Wednesday, 25 November 2015

brown butter loaf cake

I’ll always think of France when I think of brown butter, or beurre noisette - which literally translates to hazelnut butter. And let me tell you that I am truly, madly, deeply in love! That first nutty caramel aroma almost had me swooning! I kid you not - It really is that fabulous. One of my favourite cakes ever is Madeira cake, and this brown butter loaf tastes a bit like buttery Madeira cake with that distinct hint of caramel and vanilla. It’s light yet slightly dense and just delicious! I baked this during the middle of the night as I couldn’t sleep - which is why you’ll only see a slice on a plate and not a whole loaf. I’ve eaten about a quarter of it for a midnight snack and then breakfast.

With the exception of a yummy cake my bout of insomnia did turn out to be fruitful as I wrote a chapter of my novel and planned more recipes. And as is usually the case I am not totally loving what I’ve written in the harsh light of day, and will revisit the words later. The good thing is I’m writing properly again and am well and truly over my temporary creative tantrum when I decided to stop writing forever and burn everything. Reality isn’t quite as dramatic as I often imagine it and that’s the beauty of it. At least I can put it all down on paper – or tap it into a screen – though I have started actually writing bits on paper again, which I find really helpful. There’s something about putting pen to paper that’s so satisfying. Like reading a real book. I don’t think I’ll ever not read real book. The thought of reading an e-book terrifies me!

Anyway, enough of the rambling (I blame it on the sleeplessness and early morning coffee.) The science behind brown butter as you are creating the magic that is beurre noisette is simple and means that the water evaporates as the milk solids separate from the butter fat and only the fat remains in the pan. So for 100g of butter I’ll get around 80g of brown butter which is fine as it is more potent and is all fat.  As an aside don’t make the mistake of cooking up more butter for recipes to get more brown butter as you may end up using too much fat!

Ingredients (makes 10 slices)
200g self-raising flour
2 medium free range eggs
1/3 tsp salt
100ml milk
100g butter
170g sugar
1tsp pure vanilla extract

To make the beurre noisette

In a small pan (preferably light coloured) heat butter on medium heat until it melts and bubbles. Stir occasionally and when the bubbles subside you will begin to smell a toasty nutty smell. Keep a close eye on the butter to prevent burning and once it turns a light brown turn off the heat. This process will take for 4-5 minutes.

There will be dark flecks at the bottom of the pan which all add flavour so don’t worry about straining or throwing away. Once done remove off the hot stove and reserve to cool slightly for about 10 minutes.

Pre-heat your oven as your butter is cooling to 190c or 170c (fan) /gas mark 5

For make cake batter

After the butter has cooled for about 10 minutes start the cake batter but whisking eggs with sugar and salt and then add the milk and vanilla extract. Make sure the milk is cold as this will help cool down the warm butter.
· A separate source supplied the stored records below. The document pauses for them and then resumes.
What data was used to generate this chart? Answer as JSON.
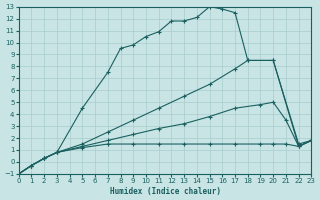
{
  "xlabel": "Humidex (Indice chaleur)",
  "bg_color": "#c8e4e4",
  "grid_color": "#a8cccc",
  "line_color": "#1a6060",
  "xlim": [
    0,
    23
  ],
  "ylim": [
    -1,
    13
  ],
  "yticks": [
    -1,
    0,
    1,
    2,
    3,
    4,
    5,
    6,
    7,
    8,
    9,
    10,
    11,
    12,
    13
  ],
  "xticks": [
    0,
    1,
    2,
    3,
    4,
    5,
    6,
    7,
    8,
    9,
    10,
    11,
    12,
    13,
    14,
    15,
    16,
    17,
    18,
    19,
    20,
    21,
    22,
    23
  ],
  "lines": [
    {
      "x": [
        0,
        1,
        2,
        3,
        5,
        7,
        8,
        9,
        10,
        11,
        12,
        13,
        14,
        15,
        16,
        17,
        18,
        20,
        22,
        23
      ],
      "y": [
        -1,
        -0.3,
        0.3,
        0.8,
        4.5,
        7.5,
        9.5,
        9.8,
        10.5,
        10.9,
        11.8,
        11.8,
        12.1,
        13.0,
        12.8,
        12.5,
        8.5,
        8.5,
        1.3,
        1.8
      ]
    },
    {
      "x": [
        0,
        1,
        2,
        3,
        5,
        7,
        9,
        11,
        13,
        15,
        17,
        18,
        20,
        22,
        23
      ],
      "y": [
        -1,
        -0.3,
        0.3,
        0.8,
        1.5,
        2.5,
        3.5,
        4.5,
        5.5,
        6.5,
        7.8,
        8.5,
        8.5,
        1.5,
        1.8
      ]
    },
    {
      "x": [
        0,
        1,
        2,
        3,
        5,
        7,
        9,
        11,
        13,
        15,
        17,
        19,
        20,
        21,
        22,
        23
      ],
      "y": [
        -1,
        -0.3,
        0.3,
        0.8,
        1.3,
        1.8,
        2.3,
        2.8,
        3.2,
        3.8,
        4.5,
        4.8,
        5.0,
        3.5,
        1.3,
        1.8
      ]
    },
    {
      "x": [
        0,
        1,
        2,
        3,
        5,
        7,
        9,
        11,
        13,
        15,
        17,
        19,
        20,
        21,
        22,
        23
      ],
      "y": [
        -1,
        -0.3,
        0.3,
        0.8,
        1.2,
        1.5,
        1.5,
        1.5,
        1.5,
        1.5,
        1.5,
        1.5,
        1.5,
        1.5,
        1.3,
        1.8
      ]
    }
  ]
}
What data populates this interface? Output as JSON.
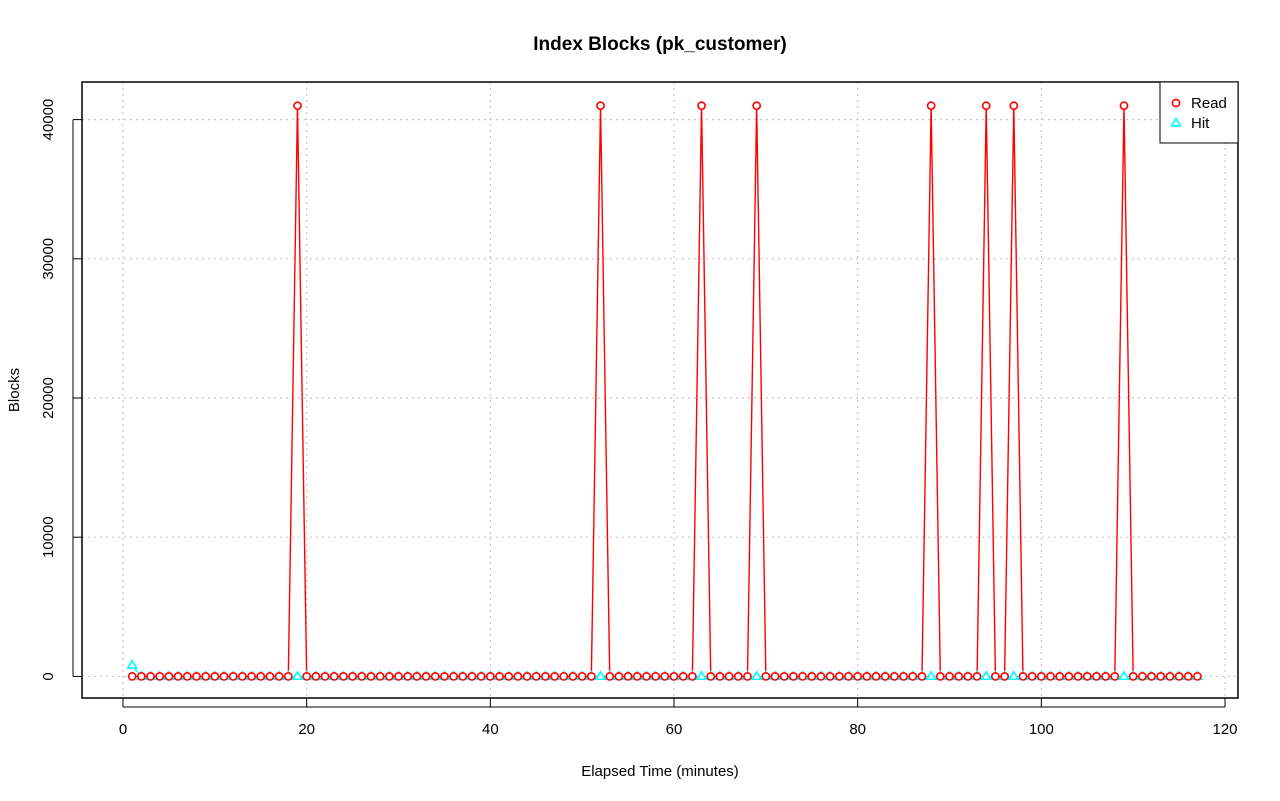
{
  "chart_data": {
    "type": "line",
    "title": "Index Blocks (pk_customer)",
    "xlabel": "Elapsed Time (minutes)",
    "ylabel": "Blocks",
    "xlim": [
      0,
      120
    ],
    "ylim": [
      0,
      42000
    ],
    "x_ticks": [
      0,
      20,
      40,
      60,
      80,
      100,
      120
    ],
    "y_ticks": [
      0,
      10000,
      20000,
      30000,
      40000
    ],
    "grid": true,
    "legend_position": "top-right",
    "x_start": 1,
    "x_end": 117,
    "series": [
      {
        "name": "Read",
        "color": "#ff0000",
        "marker": "circle",
        "baseline": 0,
        "spikes": [
          {
            "x": 19,
            "y": 41000
          },
          {
            "x": 52,
            "y": 41000
          },
          {
            "x": 63,
            "y": 41000
          },
          {
            "x": 69,
            "y": 41000
          },
          {
            "x": 88,
            "y": 41000
          },
          {
            "x": 94,
            "y": 41000
          },
          {
            "x": 97,
            "y": 41000
          },
          {
            "x": 109,
            "y": 41000
          }
        ]
      },
      {
        "name": "Hit",
        "color": "#00ffff",
        "marker": "triangle",
        "baseline": 0,
        "spikes": [
          {
            "x": 1,
            "y": 800
          }
        ]
      }
    ]
  }
}
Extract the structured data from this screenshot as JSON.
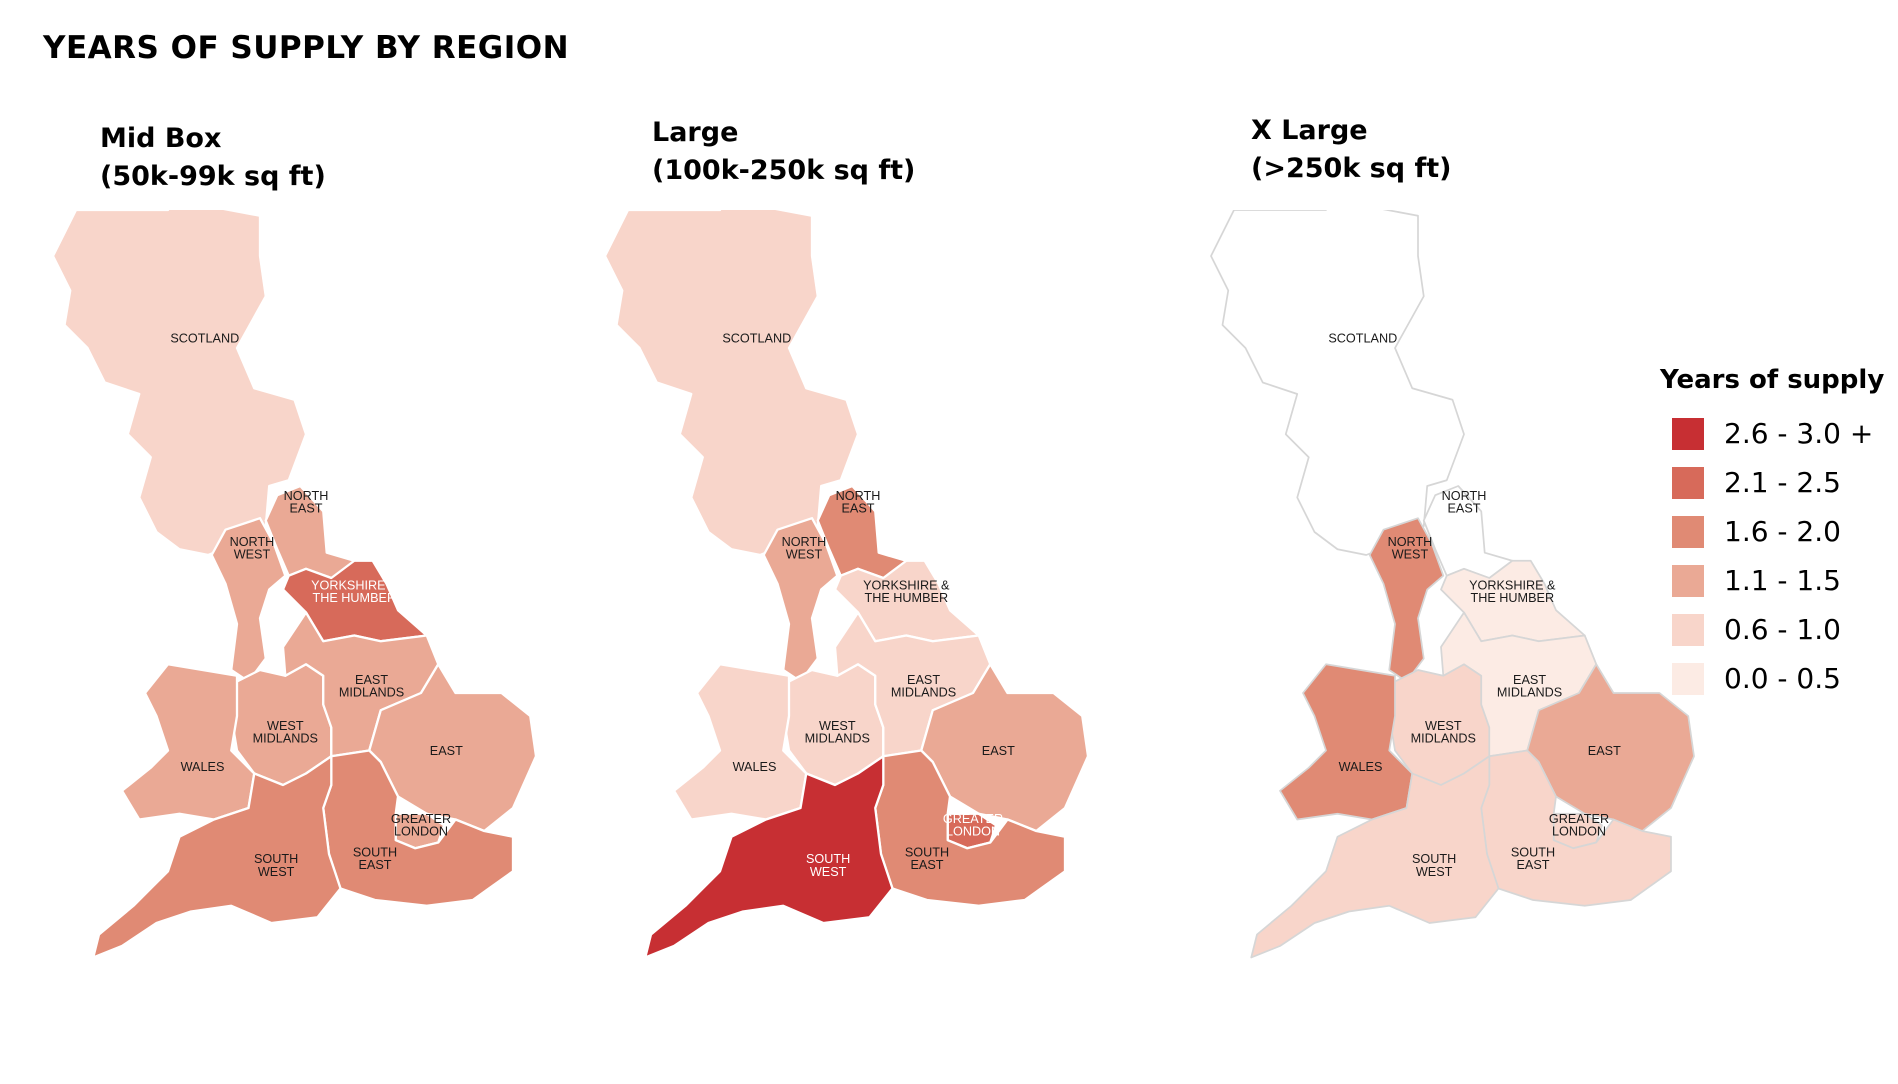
{
  "title": "YEARS OF SUPPLY BY REGION",
  "colors": {
    "c0": "#fcebe4",
    "c1": "#f8d5ca",
    "c2": "#eaa995",
    "c3": "#e08a74",
    "c4": "#d76a5a",
    "c5": "#c72f33",
    "none": "#ffffff"
  },
  "legend": {
    "title": "Years of supply",
    "items": [
      {
        "label": "2.6 - 3.0 +",
        "color": "#c72f33"
      },
      {
        "label": "2.1 - 2.5",
        "color": "#d76a5a"
      },
      {
        "label": "1.6 - 2.0",
        "color": "#e08a74"
      },
      {
        "label": "1.1 - 1.5",
        "color": "#eaa995"
      },
      {
        "label": "0.6 - 1.0",
        "color": "#f8d5ca"
      },
      {
        "label": "0.0 - 0.5",
        "color": "#fcebe4"
      }
    ]
  },
  "region_labels": {
    "scotland": "SCOTLAND",
    "north_east": [
      "NORTH",
      "EAST"
    ],
    "north_west": [
      "NORTH",
      "WEST"
    ],
    "yorkshire": [
      "YORKSHIRE &",
      "THE HUMBER"
    ],
    "east_midlands": [
      "EAST",
      "MIDLANDS"
    ],
    "west_midlands": [
      "WEST",
      "MIDLANDS"
    ],
    "wales": "WALES",
    "east": "EAST",
    "greater_london": [
      "GREATER",
      "LONDON"
    ],
    "south_east": [
      "SOUTH",
      "EAST"
    ],
    "south_west": [
      "SOUTH",
      "WEST"
    ]
  },
  "panels": [
    {
      "title_line1": "Mid Box",
      "title_line2": "(50k-99k sq ft)",
      "fills": {
        "scotland": "0.6 - 1.0",
        "north_east": "1.1 - 1.5",
        "north_west": "1.1 - 1.5",
        "yorkshire": "2.1 - 2.5",
        "east_midlands": "1.1 - 1.5",
        "west_midlands": "1.1 - 1.5",
        "wales": "1.1 - 1.5",
        "east": "1.1 - 1.5",
        "greater_london": "1.1 - 1.5",
        "south_east": "1.6 - 2.0",
        "south_west": "1.6 - 2.0"
      }
    },
    {
      "title_line1": "Large",
      "title_line2": "(100k-250k sq ft)",
      "fills": {
        "scotland": "0.6 - 1.0",
        "north_east": "1.6 - 2.0",
        "north_west": "1.1 - 1.5",
        "yorkshire": "0.6 - 1.0",
        "east_midlands": "0.6 - 1.0",
        "west_midlands": "0.6 - 1.0",
        "wales": "0.6 - 1.0",
        "east": "1.1 - 1.5",
        "greater_london": "2.1 - 2.5",
        "south_east": "1.6 - 2.0",
        "south_west": "2.6 - 3.0 +"
      }
    },
    {
      "title_line1": "X Large",
      "title_line2": "(>250k sq ft)",
      "fills": {
        "scotland": "none",
        "north_east": "none",
        "north_west": "1.6 - 2.0",
        "yorkshire": "0.0 - 0.5",
        "east_midlands": "0.0 - 0.5",
        "west_midlands": "0.6 - 1.0",
        "wales": "1.6 - 2.0",
        "east": "1.1 - 1.5",
        "greater_london": "0.6 - 1.0",
        "south_east": "0.6 - 1.0",
        "south_west": "0.6 - 1.0"
      }
    }
  ]
}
Into the milk, egg and sugar mix add half of your flour and mix before slowly whisking in about half of the melted butter. Once incorporated add the remaining flour and the rest of the butter and mix thoroughly until you have a smooth batter.

Pour the batter into a greased and lined loaf tin and bake 45-55 minutes, or until a cake tester/toothpick comes out clean. For best results let the cake cool completely before slicing.